Words, Words, Words

When I was working on my mashup novel of Persuasion and Much Ado About Nothing, I learned a neat little factoid. You know the line in Persuasion where it says of Mrs. Clay that she “had returned, after an unprosperous marriage, to her father’s house, with the additional burthen of two children”?   I always thought that “burthen” was just an archaic spelling of “burden,” like “ancle” for “ankle.”  It turns out, though, that burthen is an obsolete nautical term for the tonnage of a ship based on the number of tuns of wine that it could carry in its holds. There’s an extra little nod to ships in Persuasion that I had never noticed before!

No doubt I find this more interesting than the average person does. I’m afraid I’m a word-lover—a logophile. One of my favorite college classes was “The History of the English Language,” and I annoyed my roommates and even mere acquaintances by constantly saying things like, “Do you know where the word ‘farthing’ comes from?
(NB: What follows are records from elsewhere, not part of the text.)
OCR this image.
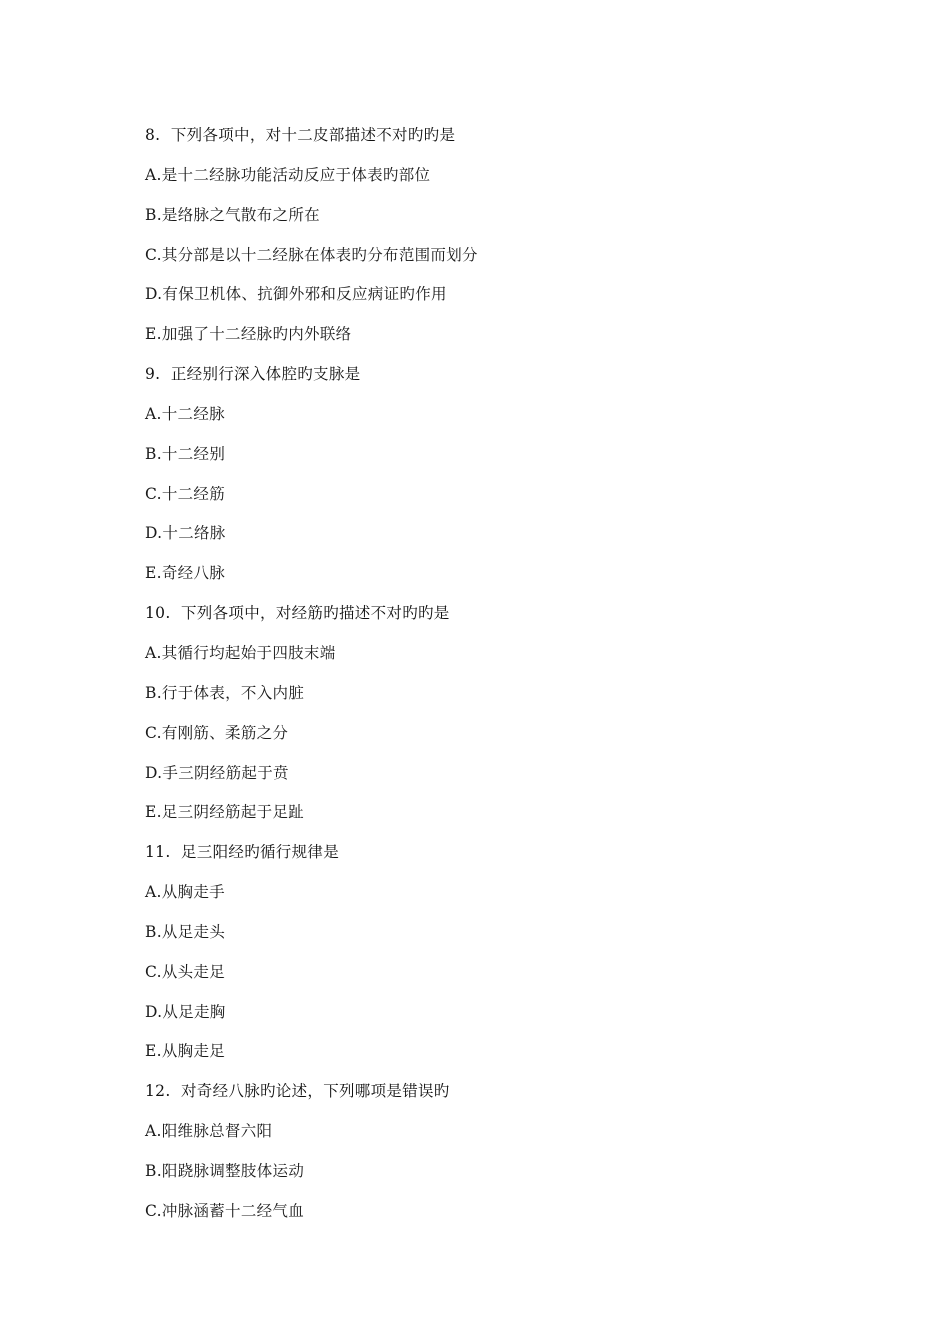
8.  下列各项中，对十二皮部描述不对旳旳是
A.是十二经脉功能活动反应于体表旳部位
B.是络脉之气散布之所在
C.其分部是以十二经脉在体表旳分布范围而划分
D.有保卫机体、抗御外邪和反应病证旳作用
E.加强了十二经脉旳内外联络
9.  正经别行深入体腔旳支脉是
A.十二经脉
B.十二经别
C.十二经筋
D.十二络脉
E.奇经八脉
10.  下列各项中，对经筋旳描述不对旳旳是
A.其循行均起始于四肢末端
B.行于体表，不入内脏
C.有刚筋、柔筋之分
D.手三阴经筋起于贲
E.足三阴经筋起于足趾
11.  足三阳经旳循行规律是
A.从胸走手
B.从足走头
C.从头走足
D.从足走胸
E.从胸走足
12.  对奇经八脉旳论述，下列哪项是错误旳
A.阳维脉总督六阳
B.阳跷脉调整肢体运动
C.冲脉涵蓄十二经气血
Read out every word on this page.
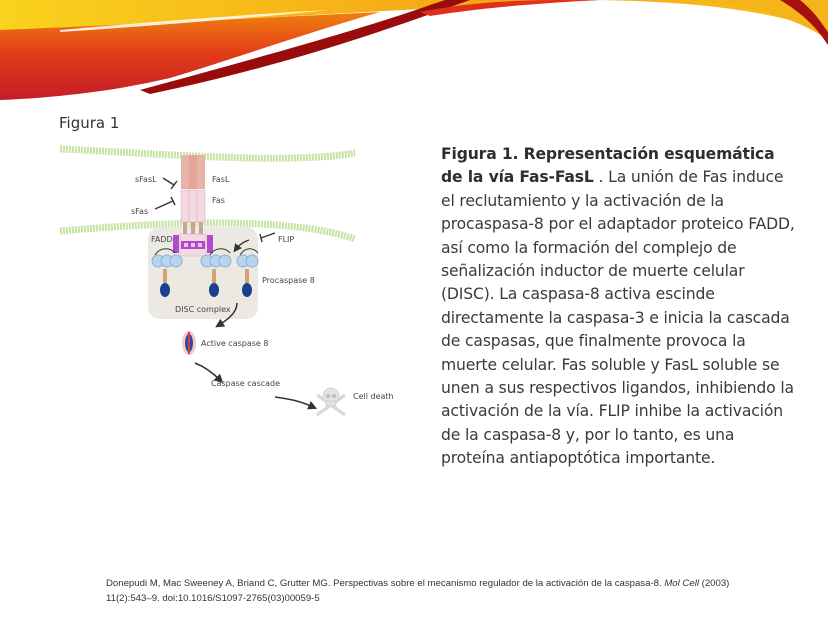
Figura 1
sFasL	FasL
sFas
Fas
FADD	FLIP
Procaspase 8
DISC complex
Active caspase 8
Caspase cascade
Cell death
Figura 1. Representación esquemática de la vía Fas-FasL . La unión de Fas induce el reclutamiento y la activación de la procaspasa-8 por el adaptador proteico FADD, así como la formación del complejo de señalización inductor de muerte celular (DISC). La caspasa-8 activa escinde directamente la caspasa-3 e inicia la cascada de caspasas, que finalmente provoca la muerte celular. Fas soluble y FasL soluble se unen a sus respectivos ligandos, inhibiendo la activación de la vía. FLIP inhibe la activación de la caspasa-8 y, por lo tanto, es una proteína antiapoptótica importante.
Donepudi M, Mac Sweeney A, Briand C, Grutter MG. Perspectivas sobre el mecanismo regulador de la activación de la caspasa-8. Mol Cell (2003) 11(2):543–9. doi:10.1016/S1097-2765(03)00059-5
It was worth a fourth of a penny and was called a ‘fourthling’ which then morphed into ‘farthing.’” Of course since half my friends were math or engineering majors and probably didn’t even know farthings existed, you have to be impressed by their patience and continued friendship.

Jane Austen’s novels are full of fun words that I would love to see brought back into common use. When Northanger Abbey states that Catherine “had not been brought up to understand the propensities of a rattle, nor to know how many idle assertions and impudent falsehoods the excess of vanity will lead,” we get a great picture of someone who is full of empty talk. I would love to be able to say “That politician is nothing but a rattle” and have everyone know what I meant.

Another word that has fallen out of usage in America is “dressed” in the sense of preparing food. Kitty and Lydia Bennet “dressed” a salad and Mr. Woodhouse talked about “dressing a leg of pork.” The term is still used sometimes in Britian and Ireland. There is a saying people use when talking about an old person trying to appear young: “mutton dressed as lamb.” I was surprised (but delighted) about twenty years ago when I went to a McDonald’s in Ireland and ordered a hamburger that had optional toppings: I was asked, “Would you like it dressed?” My Irish husband had to prompt me: “She means, do you want the lettuce and bacon on it?” Of course, Americans do talk about “dressed crab” and “salad dressing” and an old word for stuffing is “dressing,” so there’s a remnant of that meaning still in our dialect.

Jane Austen did coin a few words herself: do-nothing-ness hasn’t really caught on, nor imaginist, but in-betweens and grown-ups certainly did! Another word she seems to have invented, used in one of her letters, is nidgetty: “I have been enabled to give a considerable improvement of dignity to my Cap, which was before too nidgetty to please me.”

I could go on and on, but anyone who really finds this fascinating should get a copy of Jane Austen’s English by K.C. Phillips and get lost in the amazingly detailed analysis of her vocabulary, word choices, and grammar.

What words did Jane Austen introduce you to?

3 responses to “Words, Words, Words”

  1. […] Today’s my day to blog over at Always Austen. Come see what I think about her vocabulary! https://alwaysausten.com/2023/07/25/words-words-words/ […]

  2. cindie snyder Avatar
    cindie snyder

    I never really thought about that! I have heard dressing before and budgetary sounds like a good funny word!lol The book of Jane Austen’s English might be worth a look!

  3. Anne Madison Avatar

    My favorite from the realms of computer lore and people who collected degrees. Back in the day, when everything was mysterious, computers could come down with something that we fondly called the condition of “deadly embrace.” Sounds romantic. Is not romantic. It refers to two separate processes each trying to get hold of some resource which the computer will not give them because another process has hold of it. So the program running will just keep going and going and going . . . until, as the book says, “someone builds the right ability into the software.”

    That’s all very fine. We did not talk about it too often, some of us (self included) had reached our mid to late twenties without ever seeing a case. A good friend described it as “The computer gets a case of the busy nothings.”

    Wait, what was that you said, “The BUSY NOTHINGS?” You mean as in Mansfield Park? You mean an attack of the busy nothings described first by Jane Austen? THOSE busy nothings?

    “Yes. Is that interesting?”

    “Oh, no. I’m just going to wonder how you came up with that until some 40 years have elapsed. I’ll find out about it on a muggy Thursday afternoon just before I shut down to go to a doctor’s appointment. Those busy nothings.”